Por cierto: según el autor, la obra está pensada para ser escuchada desde una grabación. Aquí se las dejo
por Elisa Pont Tortajada | Jun 7, 2016 | Artes plásticas, Artes visuales, Recomendaciones |
La fotografía le acompañó durante toda su vida. Vivian Maier (Nueva York, 1926 – Chicago, 2009) , niñera de profesión y fotógrafa de vocación, murió en la indigencia y sin ser consciente de que hoy sería reconocida como una de las fotógrafas más relevantes del siglo XX. De los 120.000 negativos que abandonó sin relevar en un sótano oscuro, la Fundación Foto Colectania de Barcelona expone cerca de 80 de sus mejores tomas, todas ellas incluidas ya en los anales de la historia de la street photography al mismo nivel que los consagrados Helen Levitt, William Klein y Garry Winogrand.
‘In her own hands’ colgará de las paredes de la Fundación hasta el próximo 10 de septiembre, una muestra que se realiza en consonancia con la que la Fundación Canal de Madrid inaugurará el próximo jueves 9 de junio, y que posteriormente viajará a Italia y Canadá. La exposición reúne algunas de aquellas escenas callejeras que protagonizó Maier como transeúnte habitual de Nueva York y Chicago a lo largo de las décadas de 1950 a 1980, primero en blanco y negro y posteriormente también en color. Son instantes captados en una sola toma, escenas cotidianas y espontáneas que constituyen el mejor archivo documental de la ‘América urbana’ de la segunda mitad del siglo pasado. Como apunta Anne Morin, comisaria de la muestra, la gran habilidad de Maier fue saber comunicar tanto el humor como la tragedia a través de la composición, la luz y el entorno específico en cada fotografía.
El gran archivo personal de Vivian Maier se descubrió por pura casualidad. Fue el historiador John Maloof quien en 2007 compró el almacén de Maier, subastado por impago, y comenzó a investigar en busca de imágenes antiguas de la ciudad de Chicago. No fue hasta 2009 cuando abrió aquellas cajas y empezó a vender las fotografías por internet, hasta que el también fotógrafo y cineasta Allan Sekula le alertó del gran valor de aquellas obras. Para el momento en el que se comenzó a reunir toda su obra, Maier falleció. Era el 21 de abril de 2009.

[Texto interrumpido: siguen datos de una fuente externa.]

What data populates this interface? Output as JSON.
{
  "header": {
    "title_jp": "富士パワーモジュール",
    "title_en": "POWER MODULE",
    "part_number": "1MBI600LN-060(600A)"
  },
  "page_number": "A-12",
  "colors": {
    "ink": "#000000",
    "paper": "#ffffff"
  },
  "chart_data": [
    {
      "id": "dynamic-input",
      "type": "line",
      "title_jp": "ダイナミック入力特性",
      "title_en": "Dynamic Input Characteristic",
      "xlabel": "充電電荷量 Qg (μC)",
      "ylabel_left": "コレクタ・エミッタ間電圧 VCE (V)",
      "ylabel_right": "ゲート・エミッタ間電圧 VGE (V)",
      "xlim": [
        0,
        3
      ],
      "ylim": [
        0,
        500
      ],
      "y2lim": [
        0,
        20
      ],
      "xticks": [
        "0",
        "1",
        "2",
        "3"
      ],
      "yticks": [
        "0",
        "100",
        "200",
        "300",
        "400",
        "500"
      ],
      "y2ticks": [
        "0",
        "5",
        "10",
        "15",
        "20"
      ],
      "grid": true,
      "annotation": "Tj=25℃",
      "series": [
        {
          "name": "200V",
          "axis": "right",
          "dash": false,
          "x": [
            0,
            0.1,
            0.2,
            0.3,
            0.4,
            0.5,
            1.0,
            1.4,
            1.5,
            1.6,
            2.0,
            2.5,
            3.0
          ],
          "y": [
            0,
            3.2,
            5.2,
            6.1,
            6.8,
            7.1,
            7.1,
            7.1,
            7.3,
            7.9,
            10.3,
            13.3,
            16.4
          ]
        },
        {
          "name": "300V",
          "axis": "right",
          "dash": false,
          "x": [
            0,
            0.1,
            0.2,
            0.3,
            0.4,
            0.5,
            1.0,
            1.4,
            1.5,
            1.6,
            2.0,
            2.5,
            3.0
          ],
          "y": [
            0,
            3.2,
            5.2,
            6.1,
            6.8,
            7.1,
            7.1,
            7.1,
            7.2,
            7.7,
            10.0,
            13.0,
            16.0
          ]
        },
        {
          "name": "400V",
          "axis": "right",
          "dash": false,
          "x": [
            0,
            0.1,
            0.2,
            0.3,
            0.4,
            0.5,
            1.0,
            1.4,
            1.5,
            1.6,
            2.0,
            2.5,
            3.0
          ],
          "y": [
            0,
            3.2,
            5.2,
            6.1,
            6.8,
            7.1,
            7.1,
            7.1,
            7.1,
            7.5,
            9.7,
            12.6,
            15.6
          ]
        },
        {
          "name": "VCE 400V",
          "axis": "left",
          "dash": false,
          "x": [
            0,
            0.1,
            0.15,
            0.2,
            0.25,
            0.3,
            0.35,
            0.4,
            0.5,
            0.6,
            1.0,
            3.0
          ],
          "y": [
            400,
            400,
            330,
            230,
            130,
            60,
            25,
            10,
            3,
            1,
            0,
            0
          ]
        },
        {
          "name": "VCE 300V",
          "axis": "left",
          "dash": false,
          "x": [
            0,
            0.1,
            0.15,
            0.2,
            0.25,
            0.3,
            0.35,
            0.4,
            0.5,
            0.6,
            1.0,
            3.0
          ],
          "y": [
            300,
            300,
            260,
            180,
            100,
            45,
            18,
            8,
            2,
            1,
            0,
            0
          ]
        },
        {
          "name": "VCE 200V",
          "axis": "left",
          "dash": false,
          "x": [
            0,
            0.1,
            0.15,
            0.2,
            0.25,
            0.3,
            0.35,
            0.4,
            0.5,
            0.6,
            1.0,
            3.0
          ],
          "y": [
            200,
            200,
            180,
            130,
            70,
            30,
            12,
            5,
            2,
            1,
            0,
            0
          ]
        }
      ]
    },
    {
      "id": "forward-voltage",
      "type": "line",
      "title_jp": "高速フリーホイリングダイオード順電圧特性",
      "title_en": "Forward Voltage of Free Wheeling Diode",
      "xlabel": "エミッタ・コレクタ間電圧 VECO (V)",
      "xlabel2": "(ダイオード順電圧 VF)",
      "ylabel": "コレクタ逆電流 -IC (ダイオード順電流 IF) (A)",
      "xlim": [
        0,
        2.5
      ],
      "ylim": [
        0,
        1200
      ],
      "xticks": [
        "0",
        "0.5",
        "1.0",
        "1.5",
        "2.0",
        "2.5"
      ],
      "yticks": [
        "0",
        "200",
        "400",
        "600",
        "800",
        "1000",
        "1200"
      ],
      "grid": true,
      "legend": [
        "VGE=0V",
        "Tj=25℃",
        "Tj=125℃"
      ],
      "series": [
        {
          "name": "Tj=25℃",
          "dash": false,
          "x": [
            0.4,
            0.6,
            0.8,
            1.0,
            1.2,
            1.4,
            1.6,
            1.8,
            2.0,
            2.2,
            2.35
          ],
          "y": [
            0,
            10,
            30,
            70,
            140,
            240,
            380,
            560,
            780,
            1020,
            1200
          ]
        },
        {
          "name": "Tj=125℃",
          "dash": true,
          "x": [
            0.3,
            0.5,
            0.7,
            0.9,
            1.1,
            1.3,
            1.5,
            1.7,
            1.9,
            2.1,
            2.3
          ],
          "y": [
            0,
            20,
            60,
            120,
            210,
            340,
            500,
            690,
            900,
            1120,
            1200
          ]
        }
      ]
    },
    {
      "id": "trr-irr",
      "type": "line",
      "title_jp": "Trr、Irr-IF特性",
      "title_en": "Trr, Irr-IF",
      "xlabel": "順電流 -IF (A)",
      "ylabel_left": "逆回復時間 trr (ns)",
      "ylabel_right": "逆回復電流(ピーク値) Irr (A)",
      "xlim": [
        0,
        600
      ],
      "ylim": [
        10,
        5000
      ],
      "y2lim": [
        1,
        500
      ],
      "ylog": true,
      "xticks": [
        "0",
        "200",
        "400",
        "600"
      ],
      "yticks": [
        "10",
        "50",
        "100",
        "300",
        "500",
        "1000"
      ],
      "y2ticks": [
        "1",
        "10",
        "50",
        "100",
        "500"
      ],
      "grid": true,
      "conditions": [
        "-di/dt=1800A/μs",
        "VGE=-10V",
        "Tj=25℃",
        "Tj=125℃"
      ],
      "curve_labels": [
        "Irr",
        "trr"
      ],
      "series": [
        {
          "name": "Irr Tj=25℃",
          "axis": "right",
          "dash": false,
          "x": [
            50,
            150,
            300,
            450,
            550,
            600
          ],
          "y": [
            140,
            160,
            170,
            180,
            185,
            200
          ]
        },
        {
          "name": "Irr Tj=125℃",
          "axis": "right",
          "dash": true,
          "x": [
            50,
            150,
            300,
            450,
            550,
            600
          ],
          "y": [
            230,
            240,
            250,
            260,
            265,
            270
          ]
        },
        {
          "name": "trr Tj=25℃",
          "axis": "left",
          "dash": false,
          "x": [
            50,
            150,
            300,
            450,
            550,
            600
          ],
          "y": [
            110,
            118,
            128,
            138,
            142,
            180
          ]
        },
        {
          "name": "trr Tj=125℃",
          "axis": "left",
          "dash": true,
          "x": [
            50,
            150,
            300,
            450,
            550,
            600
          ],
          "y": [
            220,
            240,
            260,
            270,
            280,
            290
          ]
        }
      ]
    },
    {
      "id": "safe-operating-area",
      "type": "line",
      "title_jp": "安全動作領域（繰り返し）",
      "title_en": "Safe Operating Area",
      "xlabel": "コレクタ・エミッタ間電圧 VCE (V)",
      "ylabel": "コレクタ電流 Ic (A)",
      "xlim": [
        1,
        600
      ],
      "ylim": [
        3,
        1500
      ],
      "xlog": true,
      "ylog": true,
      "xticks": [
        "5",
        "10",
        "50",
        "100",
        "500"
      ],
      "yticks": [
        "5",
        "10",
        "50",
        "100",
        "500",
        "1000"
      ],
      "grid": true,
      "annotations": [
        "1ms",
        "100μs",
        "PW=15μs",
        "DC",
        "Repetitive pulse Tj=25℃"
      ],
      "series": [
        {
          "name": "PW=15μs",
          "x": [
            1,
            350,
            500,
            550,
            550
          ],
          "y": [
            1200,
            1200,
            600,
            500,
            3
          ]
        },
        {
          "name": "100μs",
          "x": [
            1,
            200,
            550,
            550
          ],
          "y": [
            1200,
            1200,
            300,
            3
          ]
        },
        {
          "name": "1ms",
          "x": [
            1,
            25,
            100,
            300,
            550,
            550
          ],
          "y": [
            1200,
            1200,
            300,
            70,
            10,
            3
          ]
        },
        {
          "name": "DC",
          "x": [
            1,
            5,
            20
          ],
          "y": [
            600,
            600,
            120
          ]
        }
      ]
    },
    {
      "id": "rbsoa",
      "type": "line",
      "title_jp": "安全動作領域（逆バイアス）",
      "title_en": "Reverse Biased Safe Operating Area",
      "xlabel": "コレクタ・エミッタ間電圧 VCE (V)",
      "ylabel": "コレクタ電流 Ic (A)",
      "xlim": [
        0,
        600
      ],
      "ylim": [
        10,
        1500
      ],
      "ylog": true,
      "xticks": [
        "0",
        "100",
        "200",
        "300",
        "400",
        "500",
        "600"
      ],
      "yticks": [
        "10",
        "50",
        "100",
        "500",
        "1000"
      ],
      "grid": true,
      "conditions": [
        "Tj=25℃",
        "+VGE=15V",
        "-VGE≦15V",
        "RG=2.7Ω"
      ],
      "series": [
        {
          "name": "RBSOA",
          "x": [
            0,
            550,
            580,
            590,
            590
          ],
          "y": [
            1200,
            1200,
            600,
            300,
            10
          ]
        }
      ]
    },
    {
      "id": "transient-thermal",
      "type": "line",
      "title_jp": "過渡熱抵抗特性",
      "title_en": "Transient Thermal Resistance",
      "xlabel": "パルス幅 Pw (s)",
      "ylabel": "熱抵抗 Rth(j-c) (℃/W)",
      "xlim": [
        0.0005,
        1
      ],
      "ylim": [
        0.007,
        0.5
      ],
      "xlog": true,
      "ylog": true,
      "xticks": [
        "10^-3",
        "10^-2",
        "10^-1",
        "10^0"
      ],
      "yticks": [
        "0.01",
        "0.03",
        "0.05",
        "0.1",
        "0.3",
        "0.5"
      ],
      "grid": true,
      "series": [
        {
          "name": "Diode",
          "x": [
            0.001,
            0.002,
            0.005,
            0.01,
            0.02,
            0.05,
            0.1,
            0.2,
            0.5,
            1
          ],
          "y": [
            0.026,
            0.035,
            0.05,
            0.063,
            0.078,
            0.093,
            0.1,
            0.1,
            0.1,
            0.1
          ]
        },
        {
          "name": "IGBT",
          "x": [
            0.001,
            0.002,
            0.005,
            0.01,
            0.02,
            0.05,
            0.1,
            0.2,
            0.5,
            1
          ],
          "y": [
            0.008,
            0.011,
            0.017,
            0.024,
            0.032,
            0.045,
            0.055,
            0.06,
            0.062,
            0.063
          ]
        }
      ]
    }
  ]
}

Niños que nos miran interrogantes, parejas que se besan en medio del bullicio del tráfico, la ciudad solitaria de noche y apabullante de día. Observar las fotografías de Vivian Maier es adentrarse en una época perdida, pero no olvidada, que desde el presente se recuerda con la nostalgia de quien no la ha vivido. También sus incontables autorretratos, el reflejo enigmático en espejos y vitrinas, son utilizados a menudo para realizar juegos de contraste y sombras. Su figura altiva y potente contrasta con la media sonrisa de su rostro, haciendo patente que su presencia está allí, tras la cámara, atenta a cualquier movimiento. Su apariencia casi invisible le valió a Maier la intromisión en la privacidad de aquellos paseantes anónimos −o no tanto− de los que tomó prestados algo más que instantes momentáneos de sus vidas.
Vivian Maier, in her own hands. Del 6 de junio al 10 de septiembre de 2016. Foto Colectania, Barcelona.